28 Temmuz 2008 Pazartesi

şaşırmak: sırayla!

savunacak tezim kalmadı, hem sana hem ona! (çok daha uygun haliyle; ne sana ne ona)
bir yerinde boyun eğiş giydim üzerime, zamanlaması mükemmel çünkü az zamanda çok işler başardım, ve şimdi savaşacak (ne uğrunda ne de karşısında) gücüm yok gibi sanki. bir gizli bölmede saklanmış bir paket zor günler için gücüm var mı bilmiyorum, zor günlerden uzak olduğumdan anlayamıyorum da.

da :)

gülümsüyorum çünkü okulu bit(ir)miş (bütün dersleri 5 gelmiş!!) ve kararsızlık yaşadığı mevzular sadece ve sadece: tatilde ne yapsam, nereye gitsem, ne yesem, kimle takılsam (kimle en iyi arkadaş olsam bu yaz?!) durumları olan bir velet tadındayım bu aralar..
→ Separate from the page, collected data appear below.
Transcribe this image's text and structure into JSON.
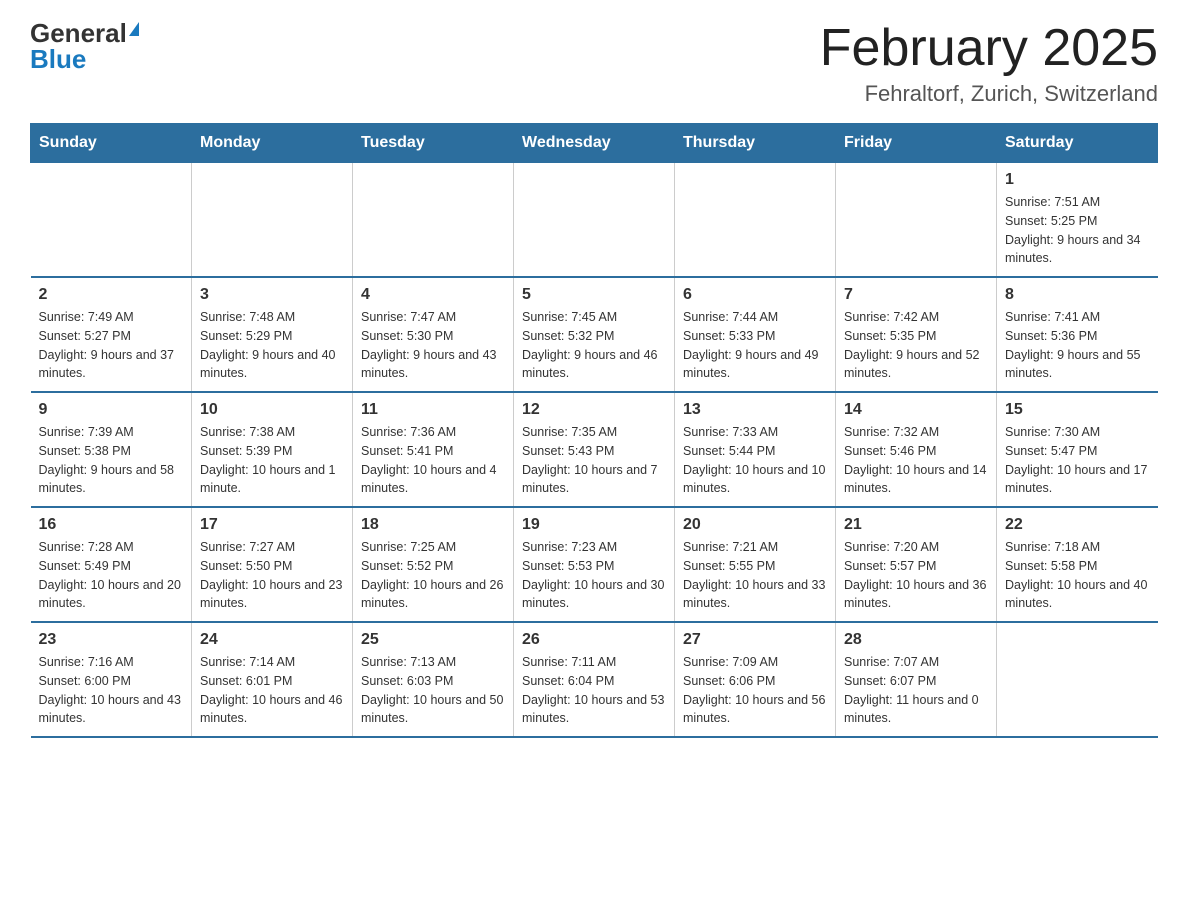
{
  "logo": {
    "general": "General",
    "blue": "Blue"
  },
  "header": {
    "month": "February 2025",
    "location": "Fehraltorf, Zurich, Switzerland"
  },
  "days_of_week": [
    "Sunday",
    "Monday",
    "Tuesday",
    "Wednesday",
    "Thursday",
    "Friday",
    "Saturday"
  ],
  "weeks": [
    [
      {
        "day": "",
        "info": ""
      },
      {
        "day": "",
        "info": ""
      },
      {
        "day": "",
        "info": ""
      },
      {
        "day": "",
        "info": ""
      },
      {
        "day": "",
        "info": ""
      },
      {
        "day": "",
        "info": ""
      },
      {
        "day": "1",
        "info": "Sunrise: 7:51 AM\nSunset: 5:25 PM\nDaylight: 9 hours and 34 minutes."
      }
    ],
    [
      {
        "day": "2",
        "info": "Sunrise: 7:49 AM\nSunset: 5:27 PM\nDaylight: 9 hours and 37 minutes."
      },
      {
        "day": "3",
        "info": "Sunrise: 7:48 AM\nSunset: 5:29 PM\nDaylight: 9 hours and 40 minutes."
      },
      {
        "day": "4",
        "info": "Sunrise: 7:47 AM\nSunset: 5:30 PM\nDaylight: 9 hours and 43 minutes."
      },
      {
        "day": "5",
        "info": "Sunrise: 7:45 AM\nSunset: 5:32 PM\nDaylight: 9 hours and 46 minutes."
      },
      {
        "day": "6",
        "info": "Sunrise: 7:44 AM\nSunset: 5:33 PM\nDaylight: 9 hours and 49 minutes."
      },
      {
        "day": "7",
        "info": "Sunrise: 7:42 AM\nSunset: 5:35 PM\nDaylight: 9 hours and 52 minutes."
      },
      {
        "day": "8",
        "info": "Sunrise: 7:41 AM\nSunset: 5:36 PM\nDaylight: 9 hours and 55 minutes."
      }
    ],
    [
      {
        "day": "9",
        "info": "Sunrise: 7:39 AM\nSunset: 5:38 PM\nDaylight: 9 hours and 58 minutes."
      },
      {
        "day": "10",
        "info": "Sunrise: 7:38 AM\nSunset: 5:39 PM\nDaylight: 10 hours and 1 minute."
      },
      {
        "day": "11",
        "info": "Sunrise: 7:36 AM\nSunset: 5:41 PM\nDaylight: 10 hours and 4 minutes."
      },
      {
        "day": "12",
        "info": "Sunrise: 7:35 AM\nSunset: 5:43 PM\nDaylight: 10 hours and 7 minutes."
      },
      {
        "day": "13",
        "info": "Sunrise: 7:33 AM\nSunset: 5:44 PM\nDaylight: 10 hours and 10 minutes."
      },
      {
        "day": "14",
        "info": "Sunrise: 7:32 AM\nSunset: 5:46 PM\nDaylight: 10 hours and 14 minutes."
      },
      {
        "day": "15",
        "info": "Sunrise: 7:30 AM\nSunset: 5:47 PM\nDaylight: 10 hours and 17 minutes."
      }
    ],
    [
      {
        "day": "16",
        "info": "Sunrise: 7:28 AM\nSunset: 5:49 PM\nDaylight: 10 hours and 20 minutes."
      },
      {
        "day": "17",
        "info": "Sunrise: 7:27 AM\nSunset: 5:50 PM\nDaylight: 10 hours and 23 minutes."
      },
      {
        "day": "18",
        "info": "Sunrise: 7:25 AM\nSunset: 5:52 PM\nDaylight: 10 hours and 26 minutes."
      },
      {
        "day": "19",
        "info": "Sunrise: 7:23 AM\nSunset: 5:53 PM\nDaylight: 10 hours and 30 minutes."
      },
      {
        "day": "20",
        "info": "Sunrise: 7:21 AM\nSunset: 5:55 PM\nDaylight: 10 hours and 33 minutes."
      },
      {
        "day": "21",
        "info": "Sunrise: 7:20 AM\nSunset: 5:57 PM\nDaylight: 10 hours and 36 minutes."
      },
      {
        "day": "22",
        "info": "Sunrise: 7:18 AM\nSunset: 5:58 PM\nDaylight: 10 hours and 40 minutes."
      }
    ],
    [
      {
        "day": "23",
        "info": "Sunrise: 7:16 AM\nSunset: 6:00 PM\nDaylight: 10 hours and 43 minutes."
      },
      {
        "day": "24",
        "info": "Sunrise: 7:14 AM\nSunset: 6:01 PM\nDaylight: 10 hours and 46 minutes."
      },
      {
        "day": "25",
        "info": "Sunrise: 7:13 AM\nSunset: 6:03 PM\nDaylight: 10 hours and 50 minutes."
      },
      {
        "day": "26",
        "info": "Sunrise: 7:11 AM\nSunset: 6:04 PM\nDaylight: 10 hours and 53 minutes."
      },
      {
        "day": "27",
        "info": "Sunrise: 7:09 AM\nSunset: 6:06 PM\nDaylight: 10 hours and 56 minutes."
      },
      {
        "day": "28",
        "info": "Sunrise: 7:07 AM\nSunset: 6:07 PM\nDaylight: 11 hours and 0 minutes."
      },
      {
        "day": "",
        "info": ""
      }
    ]
  ]
}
bir miladın (daha) ortasında bu modda takılmak ne denli yerinde bilemem ama kendime engel olmak adına yaptığım HİÇ BİR şey yok, böyle bir isteğim DE yok aslına bakarsan.
ne demişler, "ne kadar az milat, o kadar çok tat" a-ha-ha!

hayatım paramparça. bir dolu "öncesinde & sonrasında" içermekte ve bu beni deli etmekte. zira zaman zaman hangisinin öncesinde neyin sonrası ve bu sonranın akabinde hangisinden öncesi vardı hatırlayamıyorum. neyse, daha fazla karıştırmamaca.

benim için hayatımın söz konusu şu döneminde sabah sabah şeklinde adlandırılacak bu saat diliminde şaşırdım yine! reflekssel.. ya da alışkanlıksal.. ya da ehhhh!

üzerine düşünmüyor ve planlamacaya girişmiyorsam da,
senin zamanın: yakında!
bu işler son derece sırayla, bilginize.